Anti-piracy laws pass the senate, but don't include VPNs
IT JUST got a little harder to download your favourite television shows, movies or music after the government's anti-piracy legislation passed through the Senate.
Sites that allow illegal downloads will be shut off to Australians under the new laws - but only if they are operated overseas.
The anti-piracy legislation also empowers copyright holders to apply for a court injunction to block overseas websites that offer content that infringes copyright.
The Federal Court must consider the seriousness of the infringement, whether blocking access is appropriate or in the public interest and the impact on people likely to be affected when granting an injunction.
But the legislation does not cover the use of virtual private networks or VPNs where users can hide their location to access overseas sites.
Foxtel chief Richard Freudenstein said in a statement on Tuesday that he was pleased the government had taken strong action.
"They recognise that not only is piracy theft and therefore morally wrong, it is harmful to Australia's creative communities and to businesses that employ hundreds of thousands of Australians," he said.
"These offshore sites are not operated by noble spirits fighting for the freedom of the internet.

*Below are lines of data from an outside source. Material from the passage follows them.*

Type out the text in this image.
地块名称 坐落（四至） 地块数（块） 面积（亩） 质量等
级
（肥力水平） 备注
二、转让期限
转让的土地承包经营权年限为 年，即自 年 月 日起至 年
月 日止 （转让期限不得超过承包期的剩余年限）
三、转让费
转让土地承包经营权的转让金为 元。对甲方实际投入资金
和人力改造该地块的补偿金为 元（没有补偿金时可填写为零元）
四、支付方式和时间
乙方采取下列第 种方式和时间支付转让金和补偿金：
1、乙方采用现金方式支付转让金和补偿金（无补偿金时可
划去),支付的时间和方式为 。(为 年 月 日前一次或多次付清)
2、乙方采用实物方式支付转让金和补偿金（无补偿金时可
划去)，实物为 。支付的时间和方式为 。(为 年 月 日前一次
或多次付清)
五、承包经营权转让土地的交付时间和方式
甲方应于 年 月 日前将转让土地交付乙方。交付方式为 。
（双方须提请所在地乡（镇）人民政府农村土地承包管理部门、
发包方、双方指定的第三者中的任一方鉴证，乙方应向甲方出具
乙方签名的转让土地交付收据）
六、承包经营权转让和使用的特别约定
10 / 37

"They are run by criminals who profit from stealing other people's creative endeavours."
The legislation passed on Monday night with bipartisan support but the Greens failed in their attempt to have the laws amended to include VPNs.
Crossbench Senators David Leyonhjelm, Ricky Muir and Glenn Lazarus opposed the legislation with Senator Leyonhjelm saying website blocking was a drastic remedy and a blunt tool.
Similar legislation was introduced in 2011 in the UK with little success after users simply started using proxy websites that stop internet service providers from knowing they are visiting the blocked websites.